Ten brothers lived at Yastsime. One of them went away toward the south. At the end of the world to the south he stayed. After a time he felt the wind blow on him. Frost rolled out of the ground in big chunks. "What is it going to do?" he thought. He took some incense root with him and started back south. When he came back to Yastsime he looked around. He saw nothing. He went on and came down opposite Mīme. He was surprised to see some one sitting there. He turned about and went again to Yastsime. "What is the matter here?" he asked. From some place he heard a voice say, "Indians will become." Here at the world's end toward the north sickness flew up. "Those weather spirits who used to be here have gone away," he told him.
Then that one, who used to stay at the world's end at the south, started down the river. When he came to the creek above Eslick's he built a fire. Then he went on down, coming out on the river bank south of Xaslindiñ. He saw someone sitting
above Xaslindiñ. He built a fire there where a pepper wood tree was standing. He went down to Sugar Bowl. The wind was so cold he could hardly face it. He saw someone had taken up his abode each side of the fishing place at Sugar Bowl.
Then crossing the river he went below Nilinkindiñ. He turned back to Nilinkindiñ and built a fire there. "Here he will do this who knows my body," he thought. Then he put incense root into the fire. He started down river climbing the mountain. When he got up the hill he was warm. "This way it will be," he thought, "when Indians come to be." He built a fire on top of the hill and then went down to the northern side.
On the north side of the creek opposite Djictañadiñ above the trail he built a fire. Then he commenced to talk. "Here they will build a fire," he thought. "I first of all will know Indians' hearts when they pass."
Then he started back. "I will lean my foot up this way. The wind will blow up from the ground. They will call me first at the end of the world toward the south where I used to live. Then they will call me here at the end of the world toward the north.

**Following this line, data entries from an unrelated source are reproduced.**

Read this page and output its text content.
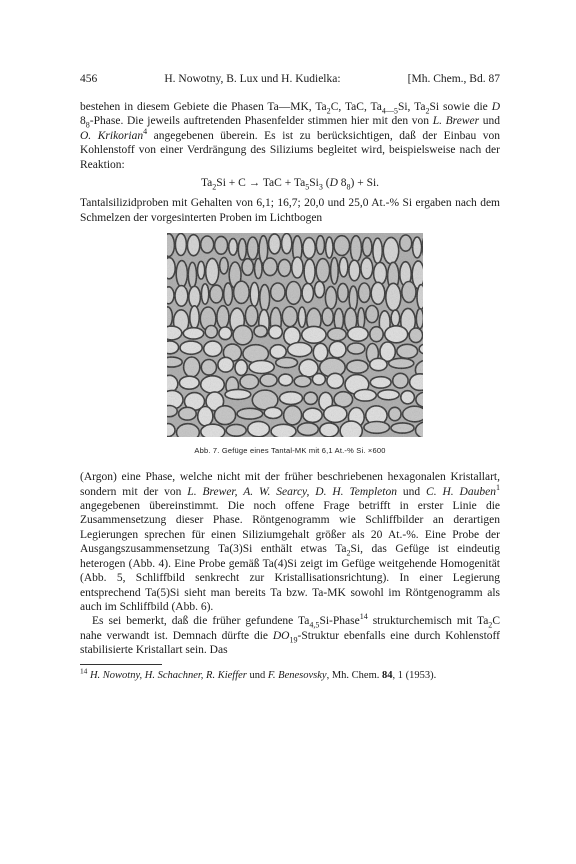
456	H. Nowotny, B. Lux und H. Kudielka:	[Mh. Chem., Bd. 87

bestehen in diesem Gebiete die Phasen Ta—MK, $Ta_2C$, TaC, $Ta_{4—5}Si$, $Ta_2Si$ sowie die D $8_8$-Phase. Die jeweils auftretenden Phasenfelder stimmen hier mit den von L. Brewer und O. Krikorian$^4$ angegebenen überein. Es ist zu berücksichtigen, daß der Einbau von Kohlenstoff von einer Verdrängung des Siliziums begleitet wird, beispielsweise nach der Reaktion:

$Ta_2Si + C$ → TaC + $Ta_5Si_3$ (D $8_8) + Si$.

Tantalsilizidproben mit Gehalten von 6,1; 16,7; 20,0 und 25,0 At.-% Si ergaben nach dem Schmelzen der vorgesinterten Proben im Lichtbogen

Abb. 7. Gefüge eines Tantal-MK mit 6,1 At.-% Si. ×600

(Argon) eine Phase, welche nicht mit der früher beschriebenen hexagonalen Kristallart, sondern mit der von L. Brewer, A. W. Searcy, D. H. Templeton und C. H. Dauben$^1$ angegebenen übereinstimmt. Die noch offene Frage betrifft in erster Linie die Zusammensetzung dieser Phase. Röntgenogramm wie Schliffbilder an derartigen Legierungen sprechen für einen Siliziumgehalt größer als 20 At.-%. Eine Probe der Ausgangszusammensetzung Ta(3)Si enthält etwas $Ta_2Si$, das Gefüge ist eindeutig heterogen (Abb. 4). Eine Probe gemäß Ta(4)Si zeigt im Gefüge weitgehende Homogenität (Abb. 5, Schliffbild senkrecht zur Kristallisationsrichtung). In einer Legierung entsprechend Ta(5)Si sieht man bereits Ta bzw. Ta-MK sowohl im Röntgenogramm als auch im Schliffbild (Abb. 6).

Es sei bemerkt, daß die früher gefundene $Ta_{4,5}Si-Phase^{14}$ strukturchemisch mit $Ta_2C$ nahe verwandt ist. Demnach dürfte die $DO_{19}$-Struktur ebenfalls eine durch Kohlenstoff stabilisierte Kristallart sein. Das

$^{14}$ H. Nowotny, H. Schachner, R. Kieffer und F. Benesovsky, Mh. Chem. 84, 1 (1953).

There he stays who first knew it." "This way they will do if frost comes," he thought. "Just this way it will happen to the one who talks about my body. In the fashion of the Indian world he will let go from his hand the incense. The wind, just a little warm, will blow gently, if they put this incense in the fire. The fog will stay in the middle of the mountain." This way he established it.
"West it will draw back, north too it will draw back, east too it will draw back, south it will draw back. There will be sunshine. It will be good weather in the world. It will be wet. The frost that used to be will melt. It will settle down. I brought it down."
270:1 Told at Hupa, December 1901, by Emma Lewis, whose father belonged to the southern division of the Hupa.